Health checks

Health is an extremely important part of the microservice architecture, load balancers rely on the health status of the service while picking endpoint from load balancer set. Also, users want the service state to be observable through the GUI or CLI. Orchestrators like Kubernetes also want to know the service status to manage lifecycle of the containers.

Kuma supports several aspects of the health checking. There are two policies which allows configuring active and passive health checks: Health Check and Circuit Breaker.

Kuma is able to track the status of the Envoy proxy. If grpc stream with Envoy is disconnected then Kuma considers this proxy as offline, but we still send the traffic regardless of that, because this status is designed to track the connection between kuma-cp and kuma-dp.

Also, every inbound in the Dataplane model has health section:

  1. type: Dataplane
  2. mesh: default
  3. name: web-01
  4. networking:
  5. address: 127.0.0.1
  6. inbound:
  7. - port: 11011
  8. servicePort: 11012
  9. health:
  10. ready: true
  11. tags:
  12. kuma.io/service: backend
  13. kuma.io/protocol: http

This health.ready status is intended to show the status of the service itself. It is set differently depending on the environment (Kubernetes or Universal), but it’s treated the same way regardless of the environment:

  • if health.ready is true or health section is missing - Kuma considers the inbound as healthy and includes it into load balancing set.
  • if health.ready is false - Kuma doesn’t include the inbound into load balancing set.
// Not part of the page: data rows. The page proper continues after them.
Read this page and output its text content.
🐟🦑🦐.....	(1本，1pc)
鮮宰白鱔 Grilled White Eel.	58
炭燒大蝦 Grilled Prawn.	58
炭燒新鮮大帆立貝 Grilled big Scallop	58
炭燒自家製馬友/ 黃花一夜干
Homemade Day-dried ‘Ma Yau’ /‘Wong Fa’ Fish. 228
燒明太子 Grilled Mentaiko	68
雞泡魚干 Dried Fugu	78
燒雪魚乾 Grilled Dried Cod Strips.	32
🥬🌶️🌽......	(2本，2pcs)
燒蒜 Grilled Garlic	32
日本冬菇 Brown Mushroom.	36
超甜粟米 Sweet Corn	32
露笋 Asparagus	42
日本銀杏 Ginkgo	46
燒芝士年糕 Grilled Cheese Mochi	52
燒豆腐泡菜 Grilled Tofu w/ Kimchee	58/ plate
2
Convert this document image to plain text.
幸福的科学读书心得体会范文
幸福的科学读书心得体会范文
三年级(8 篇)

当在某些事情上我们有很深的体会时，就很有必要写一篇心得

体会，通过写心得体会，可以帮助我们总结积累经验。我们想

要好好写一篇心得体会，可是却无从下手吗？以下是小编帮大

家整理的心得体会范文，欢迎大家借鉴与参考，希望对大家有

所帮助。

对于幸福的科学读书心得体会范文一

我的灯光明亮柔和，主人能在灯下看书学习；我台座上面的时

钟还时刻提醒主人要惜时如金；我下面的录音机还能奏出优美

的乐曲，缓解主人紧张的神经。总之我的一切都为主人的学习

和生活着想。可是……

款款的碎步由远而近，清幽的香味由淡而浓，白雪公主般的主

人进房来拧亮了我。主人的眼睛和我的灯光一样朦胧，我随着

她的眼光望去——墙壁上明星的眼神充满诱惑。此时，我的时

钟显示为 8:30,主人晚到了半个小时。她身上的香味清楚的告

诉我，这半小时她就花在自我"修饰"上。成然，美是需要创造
Also, health.ready is used to compute the status of the Dataplanes and Service. You can see these statuses both in Kuma GUI and Kuma CLI:

  • if proxy status is Offline, then Dataplane is Offline:
  • if proxy status is Online:
    • if all inbounds are ready then Dataplane is Online
    • if all inbounds are not ready then Dataplane is Offline
    • if at least one of the inbounds is not ready then Dataplane is Partially degraded
    • if inbound is not ready then it’s not included in the load-balancer set which means it doesn’t receive the traffic
    • if all inbounds which implement the same service are ready then service is Online
    • if all inbounds which implement the same service are not ready then service is Offline
    • if at least one of the inbounds which implement the same service is not ready then service is Partially degraded

Kubernetes probes

Even if Kubernetes probes are disabled, Kuma takes pod.status.containerStatuses.ready in order to fill dataplane.inbound.health section.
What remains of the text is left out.